Para salvar el pellejo

El presidente del Tribunal Superior de Justicia del Estado, Gregorio Pérez Mata, a nadie convenció con su argumento de que el cierre de los juzgados civiles y familiares en los municipios de Matamoros, Francisco I. Madero y Allende es resultado de una “reingeniería para hacer eficientes los recursos”. Y sobre todo, que niegue que ello se debe a los 90 millones de pesos que perdió por haberlos invertido de manera irresponsable en el Ficrea.

Pérez Mata definitivamente no puede desligar el cierre de esas instancias de justicia en tres municipios del Estado del caso de los 90 millones.

El funcionario, que increíblemente permanece en el puesto, mientras la Auditoría Superior del Estado busca  culpables por el caso de los 90 millones, se mostró en todo momento inflexible ante las demandas de abogados, ciudadanos, empleados y cámaras de comercio, principalmente, para que dieran marcha atrás a la decisión, que sin embargo, aprobó el pasado 20 de abril el Consejo de la Judicatura. Y a pesar de que le presentaron varias opciones para evitar el cierre, los juzgados cerraron el 15 de mayo.

Se especula que pasando las elecciones la ASE, dará un informe de sus indagaciones y se espera que realmente se finquen responsabilidades.

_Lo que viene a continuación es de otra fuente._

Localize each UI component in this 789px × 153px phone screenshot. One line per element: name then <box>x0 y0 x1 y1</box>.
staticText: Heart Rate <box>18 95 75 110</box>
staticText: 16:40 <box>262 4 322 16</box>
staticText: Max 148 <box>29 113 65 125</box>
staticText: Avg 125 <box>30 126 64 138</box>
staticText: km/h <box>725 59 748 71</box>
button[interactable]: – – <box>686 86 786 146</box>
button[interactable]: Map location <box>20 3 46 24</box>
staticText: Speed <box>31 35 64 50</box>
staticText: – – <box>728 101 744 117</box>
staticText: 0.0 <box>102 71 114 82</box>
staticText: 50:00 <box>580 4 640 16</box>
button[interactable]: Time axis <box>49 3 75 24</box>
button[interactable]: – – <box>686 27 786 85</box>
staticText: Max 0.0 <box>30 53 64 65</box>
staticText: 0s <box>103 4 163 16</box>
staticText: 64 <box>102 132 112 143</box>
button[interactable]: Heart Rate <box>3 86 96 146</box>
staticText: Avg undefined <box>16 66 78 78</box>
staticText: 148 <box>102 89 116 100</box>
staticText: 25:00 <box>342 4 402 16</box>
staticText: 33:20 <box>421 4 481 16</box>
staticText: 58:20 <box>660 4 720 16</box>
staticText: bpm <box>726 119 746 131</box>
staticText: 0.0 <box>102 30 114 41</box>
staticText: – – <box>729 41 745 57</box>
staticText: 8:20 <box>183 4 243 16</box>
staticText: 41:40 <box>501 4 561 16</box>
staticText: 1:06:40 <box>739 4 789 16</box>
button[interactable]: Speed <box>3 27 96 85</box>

En definitiva habrá un retroceso en la impartición de justicia, pues baste señalar que los juzgados de Matamoros atendían a los habitantes de ese municipio así como del de Viesca con un manejo de alrededor de mil 500 expedientes por año.Gente de muy escasos recursos económicos de comunidades ejidales alejadísimas de Viesca tenían que acudir a los juzgados en Matamoros por 150 pesos de pensión alimenticia; ahora tendrán que ir hasta Torreón.

Solo en el transporte se les irá ese dinero. Y los de Madero tendrán ahora que trasladarse hasta San Pedro.

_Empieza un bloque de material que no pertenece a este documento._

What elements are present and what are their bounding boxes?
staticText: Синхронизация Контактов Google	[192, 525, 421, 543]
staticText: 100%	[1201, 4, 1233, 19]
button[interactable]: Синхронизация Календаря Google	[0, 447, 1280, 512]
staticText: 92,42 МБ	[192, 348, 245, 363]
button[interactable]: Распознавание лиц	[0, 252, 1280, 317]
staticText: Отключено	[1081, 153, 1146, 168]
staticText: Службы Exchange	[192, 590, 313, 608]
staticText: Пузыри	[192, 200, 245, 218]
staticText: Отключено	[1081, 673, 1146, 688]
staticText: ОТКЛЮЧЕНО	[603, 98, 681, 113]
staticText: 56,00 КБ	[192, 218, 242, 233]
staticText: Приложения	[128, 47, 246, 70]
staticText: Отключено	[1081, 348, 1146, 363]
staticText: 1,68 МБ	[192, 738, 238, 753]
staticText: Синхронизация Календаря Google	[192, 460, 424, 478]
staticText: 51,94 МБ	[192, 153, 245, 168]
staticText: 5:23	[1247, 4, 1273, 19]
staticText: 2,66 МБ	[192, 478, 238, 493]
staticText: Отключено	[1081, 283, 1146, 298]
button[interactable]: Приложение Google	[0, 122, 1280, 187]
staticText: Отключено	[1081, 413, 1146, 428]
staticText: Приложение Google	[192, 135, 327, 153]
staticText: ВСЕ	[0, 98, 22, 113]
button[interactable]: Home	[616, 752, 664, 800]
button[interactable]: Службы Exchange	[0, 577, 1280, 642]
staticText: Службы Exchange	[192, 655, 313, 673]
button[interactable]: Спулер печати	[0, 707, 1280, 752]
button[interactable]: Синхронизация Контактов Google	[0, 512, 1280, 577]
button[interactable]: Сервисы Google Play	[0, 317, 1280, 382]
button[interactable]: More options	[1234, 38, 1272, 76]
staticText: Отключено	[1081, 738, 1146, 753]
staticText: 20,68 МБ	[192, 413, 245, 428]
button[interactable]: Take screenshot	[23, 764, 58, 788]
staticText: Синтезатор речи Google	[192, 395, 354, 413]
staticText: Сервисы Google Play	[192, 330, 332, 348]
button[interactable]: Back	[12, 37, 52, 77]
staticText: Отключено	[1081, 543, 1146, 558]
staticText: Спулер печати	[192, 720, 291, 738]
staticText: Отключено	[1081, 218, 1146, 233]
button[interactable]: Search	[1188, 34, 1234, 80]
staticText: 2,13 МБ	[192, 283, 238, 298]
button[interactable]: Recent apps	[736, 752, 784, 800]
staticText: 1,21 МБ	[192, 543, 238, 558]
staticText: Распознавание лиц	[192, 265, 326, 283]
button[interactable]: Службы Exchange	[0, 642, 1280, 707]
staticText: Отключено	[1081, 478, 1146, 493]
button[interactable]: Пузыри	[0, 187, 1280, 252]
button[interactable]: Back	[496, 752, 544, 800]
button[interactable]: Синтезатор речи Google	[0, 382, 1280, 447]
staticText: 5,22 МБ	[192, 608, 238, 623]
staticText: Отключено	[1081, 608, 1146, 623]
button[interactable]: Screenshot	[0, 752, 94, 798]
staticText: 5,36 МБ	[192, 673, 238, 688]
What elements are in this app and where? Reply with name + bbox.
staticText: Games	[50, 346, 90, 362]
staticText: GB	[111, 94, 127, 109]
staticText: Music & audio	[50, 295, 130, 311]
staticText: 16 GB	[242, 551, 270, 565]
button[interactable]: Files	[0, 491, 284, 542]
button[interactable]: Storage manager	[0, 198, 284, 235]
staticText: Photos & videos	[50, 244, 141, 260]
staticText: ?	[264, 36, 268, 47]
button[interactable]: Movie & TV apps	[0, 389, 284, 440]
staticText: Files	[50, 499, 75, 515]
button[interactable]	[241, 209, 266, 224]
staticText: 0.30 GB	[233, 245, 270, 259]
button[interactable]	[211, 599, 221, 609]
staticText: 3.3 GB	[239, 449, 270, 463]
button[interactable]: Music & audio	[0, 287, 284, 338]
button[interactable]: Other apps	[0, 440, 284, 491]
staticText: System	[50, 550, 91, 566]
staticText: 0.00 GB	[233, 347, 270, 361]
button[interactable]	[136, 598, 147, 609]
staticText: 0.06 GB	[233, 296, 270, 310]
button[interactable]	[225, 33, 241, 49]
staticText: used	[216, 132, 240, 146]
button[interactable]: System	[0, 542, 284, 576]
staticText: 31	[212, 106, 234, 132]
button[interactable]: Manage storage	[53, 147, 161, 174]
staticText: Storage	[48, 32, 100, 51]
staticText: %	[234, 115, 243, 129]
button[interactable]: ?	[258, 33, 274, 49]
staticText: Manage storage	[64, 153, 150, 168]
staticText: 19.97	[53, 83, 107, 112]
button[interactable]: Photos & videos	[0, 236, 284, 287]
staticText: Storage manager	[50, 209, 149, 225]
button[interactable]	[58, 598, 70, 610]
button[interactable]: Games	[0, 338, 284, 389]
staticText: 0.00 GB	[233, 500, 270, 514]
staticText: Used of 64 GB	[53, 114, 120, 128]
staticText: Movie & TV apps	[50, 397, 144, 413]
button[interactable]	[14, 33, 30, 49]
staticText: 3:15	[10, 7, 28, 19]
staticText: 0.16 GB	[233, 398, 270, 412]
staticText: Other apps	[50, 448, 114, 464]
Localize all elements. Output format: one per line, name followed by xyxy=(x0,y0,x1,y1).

Y todo por el desorden financiero que sufre el Tribunal Superior de Justicia.Para “el señor magistrado” Gregorio Pérez el cierre de los juzgados es producto de la “modernización de la justicia” que emprendió, y argumenta que no hay presupuesto para pagar salarios. En realidad se trata de medidas desesperadas para salvar el pellejo. El auditor superior Armando Plata tiene la última palabra.